Terms in this set (102)

The pathogenesis of ARF is not clear. One hypothesis is that the damaged tubules cannot conserve sodium normally, which activates the renin-angiotensin-aldosterone system. The effect is to redistribute the renal vascular supply by increasing the tone of both the afferent and efferent arterioles. The resulting ischemia may cause an increase in vasopressin, cellular swelling, inhibition of prostaglandin synthesis, and further stimulation of the renin-angiotensin system. The reduced blood flow decreases glomerular pressure, GFR, and tubular flow; thus oliguria occurs.

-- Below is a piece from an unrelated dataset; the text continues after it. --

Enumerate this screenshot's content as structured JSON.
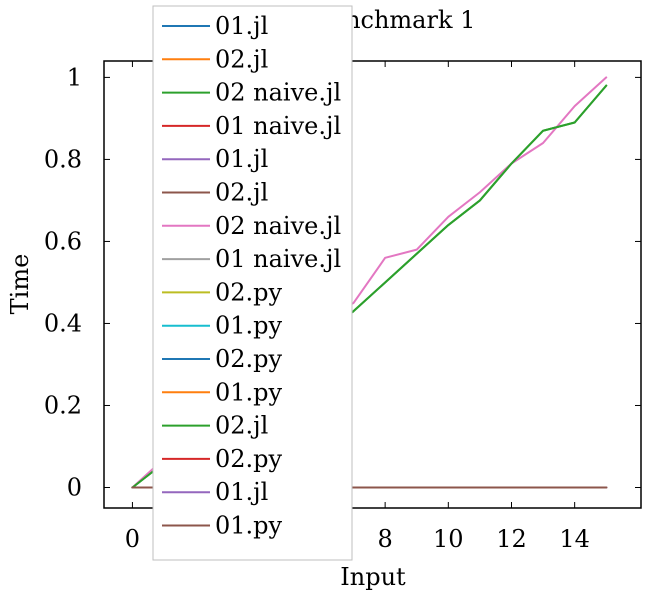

Another theory is that cellular and protein debris in the tubule obstructs the lumen, which raises the intratubular pressure. The increasing oncotic pressure opposes filtration pressure until glomerular filtration stops. A biochemical theory claims that decreased renal blood flow leads to decreased oxygen delivery to the proximal tubules; this causes a reduction in cellular adenosine triphosphate, which increases cytosolic and mitochondrial calcium concentrations. The result of this process is cell death and tubular necrosis. Vasomotor nephropathy, which causes spasms of peritubular capillaries, may result in tubular damage. Other possible pathogenic mechanisms include leakage of filtered urine through damaged tubules back into the peritubular capillaries and chemical or morphologic changes in the basement membrane of the glomerular capillary, which decrease nephron filtration. The reversibility of this mechanism depends on the level of destruction of the basement membrane.